Start increasing budgets before demand peaks

Smart bidding needs time to adjust to increased budget levels. A campaign that suddenly receives three times its usual daily budget in the first week of peak season will go through a learning period at exactly the time you need it performing optimally. The better approach is incremental budget increases starting two to three weeks before your peak period. This gives the algorithm time to calibrate to the new scale before demand is at its highest. For Black Friday and Christmas, this means budget increases should start in late October and early November respectively.

Do not change bidding strategy during peak

Switching from Target ROAS to Maximise Conversion Value, or adjusting Target ROAS significantly, right before or during peak season triggers a new learning period. Your campaign will be re-optimising at the worst possible time. Make bidding strategy changes either weeks before peak or in the quieter post-peak period. During the peak itself, make only minor adjustments - small ROAS target changes of 10 to 15 percent at most, not structural changes to the bidding approach.

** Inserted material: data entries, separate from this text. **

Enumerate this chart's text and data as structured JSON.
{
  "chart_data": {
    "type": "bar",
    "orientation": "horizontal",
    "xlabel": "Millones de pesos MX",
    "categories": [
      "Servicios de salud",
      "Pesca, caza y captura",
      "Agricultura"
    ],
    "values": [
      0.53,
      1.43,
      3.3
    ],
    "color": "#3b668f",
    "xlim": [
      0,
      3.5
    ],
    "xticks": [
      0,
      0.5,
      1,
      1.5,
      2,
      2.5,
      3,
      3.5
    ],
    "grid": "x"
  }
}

Seasonality adjustments in Google Ads

Google provides a Seasonality Adjustment feature specifically for this situation. You tell the algorithm that conversion rates will be X percent higher during a specific date range, and it adjusts its bid calculations accordingly rather than waiting to observe the change. For short peaks of one to five days - a flash sale, a bank holiday promotion - this is genuinely useful. For longer seasonal periods, adjusting your ROAS target directly is a better approach.

Post-peak wind-down

The post-peak period is where many accounts leave money on the table by cutting back too aggressively too quickly. Demand does not fall off a cliff the day after Christmas. There is usually a tail of returns-related searches, gift card redemptions, and post-holiday shopping that represents real commercial opportunity. Monitor conversion rates daily in the post-peak period and only reduce budgets proportionally as data shows demand declining. Blanket cuts on January 2nd typically sacrifice profitable traffic.

Learning from each season

Document your seasonal adjustments - what you changed, when, and what the performance effect was. Build a seasonal calendar that guides the next year's planning. The businesses that manage paid search seasonality best are the ones with institutional memory about what worked and what did not, not the ones reacting fresh each year.